Current Madrid Student Ambassadors
I learned how much I value creativity while studying abroad. First, I took an art class, which was completely uncharted territory. Although it was labor intensive, I enjoyed trying to recreate some of the most iconic artists' works or working on an original piece.
Being in Spain for two months, I was able to experience living in the country, rather than just being a tourist in it. That meant that I could delight in the little moments of a Madrilean lifestyle, like commuting with the locals on the metro everyday or walking to the Instituto under a warm Mediterranean sky.
Past Madrid Student Ambassadors
The language pledge was challenging to stick to at first, but really brought the entire experience into focus. My Spanish improved dramatically, and using it everyday in academic and non-academic settings helped me move around the city with ease.
I think it's important to have a balance of traveling with spending time in the city that you choose to study abroad in. Some of my best weekends were the ones that I spent in Madrid and I think that although traveling to other parts of Europe was fun, I don't think you should come in with the expectation that every weekend is going to be a travel weekend. I realized this about a week into my study abroad experience and it made my experience in Madrid exponentially better.
Ana Cabrera (Public Policy) - Spring 2017-18
In Madrid I was able to take classes that I did not have the chance to take on campus such as a history class, and a flamenco class.
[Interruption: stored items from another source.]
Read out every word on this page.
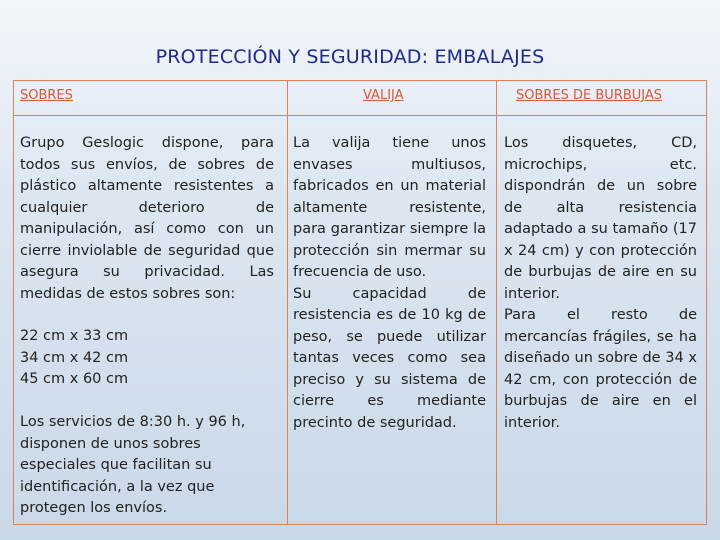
PROTECCIÓN Y SEGURIDAD: EMBALAJES
SOBRES	VALIJA	SOBRES DE BURBUJAS

Grupo Geslogic dispone, para todos sus envíos, de sobres de plástico altamente resistentes a cualquier deterioro de manipulación, así como con un cierre inviolable de seguridad que asegura su privacidad. Las medidas de estos sobres son:

22 cm x 33 cm

34 cm x 42 cm

45 cm x 60 cm

Los servicios de 8:30 h. y 96 h, disponen de unos sobres especiales que facilitan su identificación, a la vez que protegen los envíos.

La valija tiene unos envases multiusos, fabricados en un material altamente resistente, para garantizar siempre la protección sin mermar su frecuencia de uso.

Su capacidad de resistencia es de 10 kg de peso, se puede utilizar tantas veces como sea preciso y su sistema de cierre es mediante precinto de seguridad.

Los disquetes, CD, microchips, etc. dispondrán de un sobre de alta resistencia adaptado a su tamaño (17 x 24 cm) y con protección de burbujas de aire en su interior.

Para el resto de mercancías frágiles, se ha diseñado un sobre de 34 x 42 cm, con protección de burbujas de aire en el interior.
On campus I was always worrying about checking off something in my major’s requirements, and being in Madrid allowed me to disconnect from that mentality and take classes that I really loved without checking a four year plan beforehand.
Alli Emge (History) - Autumn 2017-18
One of my primary goals was to improve my fluency in Spanish. Since the students participating in the Madrid program sign a pledge to only speak in Spanish, this goal was an easy one to meet.
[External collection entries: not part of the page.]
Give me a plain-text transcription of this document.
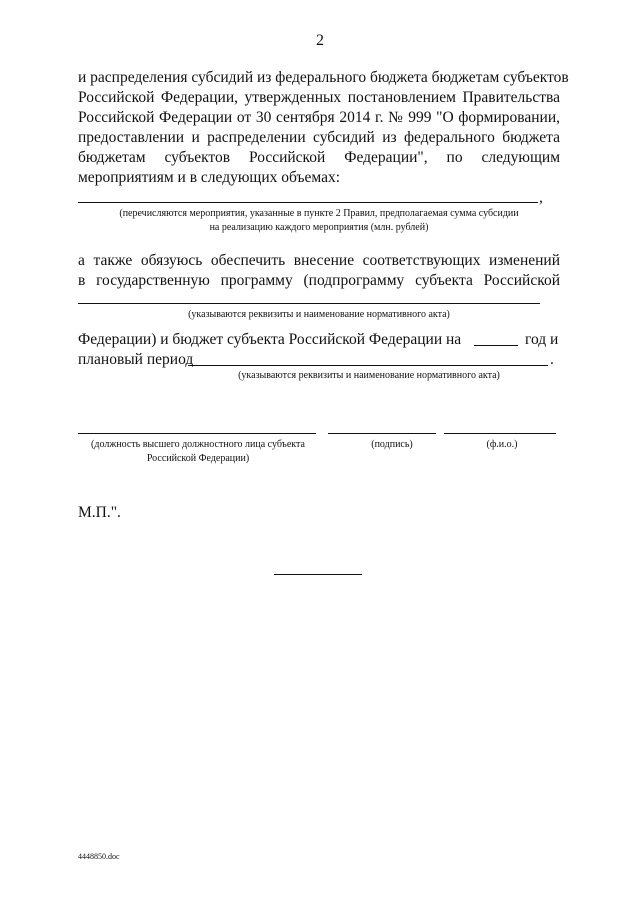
2
и распределения субсидий из федерального бюджета бюджетам субъектов
Российской Федерации, утвержденных постановлением Правительства
Российской Федерации от 30 сентября 2014 г. № 999 "О формировании,
предоставлении и распределении субсидий из федерального бюджета
бюджетам субъектов Российской Федерации", по следующим
мероприятиям и в следующих объемах:
,
(перечисляются мероприятия, указанные в пункте 2 Правил, предполагаемая сумма субсидии
на реализацию каждого мероприятия (млн. рублей)
а также обязуюсь обеспечить внесение соответствующих изменений
в государственную программу (подпрограмму субъекта Российской
(указываются реквизиты и наименование нормативного акта)
Федерации) и бюджет субъекта Российской Федерации на	год и
плановый период	.
(указываются реквизиты и наименование нормативного акта)
(должность высшего должностного лица субъекта
Российской Федерации)
(подпись)	(ф.и.о.)
М.П.".
4448850.doc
Aaron Aquino (Computer Science) - Spring 2016-17
As a CS major, I had spent every quarter at Stanford so far taking at least one CS course. Consequently, studying in Madrid was a nice break from the techy grind and allowed me to focus fully on my Spanish minor, which involved taking courses related to Spanish culture, language/writing, and history.
Sam Schwager (Mathematical and Computational Science) - Autumn 2016-17
The process of adapting to a completely new situation turned out to be a ton of fun, and I greatly appreciate the independence I developed throughout the experience. Most of all, I learned that I’m capable of being self-sufficient to an extent I wasn’t aware of before going abroad, a lesson I’ll carry with me well beyond my time at Stanford.
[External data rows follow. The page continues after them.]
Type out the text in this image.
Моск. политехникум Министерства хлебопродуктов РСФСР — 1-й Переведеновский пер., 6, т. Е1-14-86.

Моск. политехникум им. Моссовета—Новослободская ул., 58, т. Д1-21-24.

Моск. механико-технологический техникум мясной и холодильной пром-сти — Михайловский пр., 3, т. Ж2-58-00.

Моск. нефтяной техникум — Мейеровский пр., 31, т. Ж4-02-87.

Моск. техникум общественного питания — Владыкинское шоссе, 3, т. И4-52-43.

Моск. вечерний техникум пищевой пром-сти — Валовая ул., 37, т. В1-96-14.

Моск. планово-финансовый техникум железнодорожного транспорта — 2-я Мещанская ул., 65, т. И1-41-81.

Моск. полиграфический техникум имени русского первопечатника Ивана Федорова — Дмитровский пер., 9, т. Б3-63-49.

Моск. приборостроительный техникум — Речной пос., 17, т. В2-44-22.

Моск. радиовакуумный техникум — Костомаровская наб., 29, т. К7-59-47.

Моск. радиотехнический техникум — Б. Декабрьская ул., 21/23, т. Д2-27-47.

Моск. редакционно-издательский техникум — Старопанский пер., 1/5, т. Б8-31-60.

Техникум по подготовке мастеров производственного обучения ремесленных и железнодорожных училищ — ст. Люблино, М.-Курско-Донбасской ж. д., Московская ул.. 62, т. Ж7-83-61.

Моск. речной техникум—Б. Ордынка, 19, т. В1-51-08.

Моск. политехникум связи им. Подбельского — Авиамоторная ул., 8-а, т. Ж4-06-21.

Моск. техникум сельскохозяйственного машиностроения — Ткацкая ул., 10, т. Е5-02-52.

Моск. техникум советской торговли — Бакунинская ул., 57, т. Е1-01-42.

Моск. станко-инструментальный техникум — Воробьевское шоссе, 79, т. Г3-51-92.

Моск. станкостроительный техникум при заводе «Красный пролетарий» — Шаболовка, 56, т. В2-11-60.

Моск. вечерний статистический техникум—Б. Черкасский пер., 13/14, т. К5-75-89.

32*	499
Belinda Esqueda (Biology) - Spring 2015-16
I got to explore courses and topics that I had not had the chance to explore because of my major. I also made the decision to minor in Spanish as a result of my academic experiences in Madrid and have as a result continued to explore interests on campus.
Nina Donaldson (Environmental Systems Engineering) - Spring 2015-16
The Madrid program would fully immerse me in the language (we had a Spanish only language pledge 100% of the time) and expose me to the culture even more through the home-stay system.
Kelly Hernandez (Political Science) - Winter 2014-15
Having the opportunity to live and study in Madrid was beyond exciting for me; to be at the site where Federico Garcia Lorca wrote Canciones,where Picasso’s piece Guernicais displayed, and experience the rich diversity of culture in the heart of Spain would be incredible.
Grace Laboy (Communications) - Fall & Winter 2014-15
As a double major at Stanford, I don't have room for many classes outside my majors, and the Madrid program allowed me to explore and take classes that I wouldn't have been able to take otherwise.
Max Johnson (International Relations) - Spring 2013-14
Spain is dealing with a lot of the most pertinent issues facing political scientists and foreign policy thinkers; immigration, health care, economic recession, unemployment, Islamism, and trade reform. Anyone studying social sciences will without a doubt appreciate using Madrid as a case-study.
Katie Delahunt (English) - Autumn and Winter 2013-14
Madrid ultimately stood out to me because of its rigorous Spanish language requirement. After studying Spanish in classrooms for six years, I felt that my learning had plateaued, and a full-immersion program would be the next step towards fluency. Although I’d visited Europe in the past, I’d never been to Spain, and I was eager to experience European culture and history from a new perspective.